We are currently seeing the distortion of relations and conduct in organisations working with children. Safeguarding rules have come to affect every aspect of volunteers’ work and relations with others. In a small recent example, Scout leaders on a Facebook group discussed whether they could walk their son and a friend to cubs, because this would entail them being ‘alone’ with the two boys for 10 minutes before others arrived. One man said that ‘I have stopped walking them now’ because of ‘the 5 min walk along main roads I was only adult/ leader with two cubs’. His partner now brings the two boys along later in order to avoid a ‘one-on-one’ situation with a Scout leader.
These decisions are being made, not because of the real presence of risk, or actual suspicion about somebody, but because of the need to comply with procedures which treat everybody with a default suspicion. In the process, it is the ordinary human relation which is being contaminated.

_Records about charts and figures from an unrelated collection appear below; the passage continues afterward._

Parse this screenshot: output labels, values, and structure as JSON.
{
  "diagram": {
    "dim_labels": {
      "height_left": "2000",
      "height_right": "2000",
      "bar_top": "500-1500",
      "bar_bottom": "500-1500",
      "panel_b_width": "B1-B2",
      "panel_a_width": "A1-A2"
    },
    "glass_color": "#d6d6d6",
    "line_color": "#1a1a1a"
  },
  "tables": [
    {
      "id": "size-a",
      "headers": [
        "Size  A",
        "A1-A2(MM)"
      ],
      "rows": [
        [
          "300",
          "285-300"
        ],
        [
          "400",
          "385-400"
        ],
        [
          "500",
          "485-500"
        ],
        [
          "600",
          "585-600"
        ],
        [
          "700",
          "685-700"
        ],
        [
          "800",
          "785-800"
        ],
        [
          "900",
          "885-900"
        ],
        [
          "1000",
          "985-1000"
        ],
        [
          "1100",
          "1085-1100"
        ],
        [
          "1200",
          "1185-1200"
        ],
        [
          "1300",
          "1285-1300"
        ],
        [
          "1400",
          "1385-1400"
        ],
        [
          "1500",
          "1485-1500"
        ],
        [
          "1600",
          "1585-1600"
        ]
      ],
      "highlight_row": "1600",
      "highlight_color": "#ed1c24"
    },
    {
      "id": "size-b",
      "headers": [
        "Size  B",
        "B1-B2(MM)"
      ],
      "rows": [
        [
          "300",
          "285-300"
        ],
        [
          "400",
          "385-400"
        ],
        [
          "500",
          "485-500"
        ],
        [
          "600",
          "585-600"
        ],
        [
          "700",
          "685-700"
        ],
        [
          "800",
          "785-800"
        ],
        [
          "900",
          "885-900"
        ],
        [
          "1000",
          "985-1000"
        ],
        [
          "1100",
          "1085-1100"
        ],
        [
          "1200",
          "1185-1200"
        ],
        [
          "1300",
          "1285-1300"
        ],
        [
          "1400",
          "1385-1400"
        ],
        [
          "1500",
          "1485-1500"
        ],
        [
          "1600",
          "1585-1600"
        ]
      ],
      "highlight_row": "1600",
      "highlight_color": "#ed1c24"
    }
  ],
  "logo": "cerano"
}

The mother helping out on her child’s school trip is not a paedophile: everybody knows this. That systems demand that she be treated as such – that there is such a ritualisation of the ‘guilty until proven innocent’ assumption – suggests a warping of our assessments of risk and our judgements about each other.
(1) Data for 2002-2011 from FOI response, 17 April 2012; data for 2012-14 from FOI response, 26 February 2014; data for 2014-15 published on the DBS website
(2) DBS FOI response to the Manifesto Club, 6 August 2015
(3) Telephone interview
(4) Costs for 2014-15 obtained from DBS FOI response to the Manifesto Club, 6 August 2015. Costs for other years obtained from FOI requests documented in ‘Checking Up’, Josie Appleton, Civitas (2013).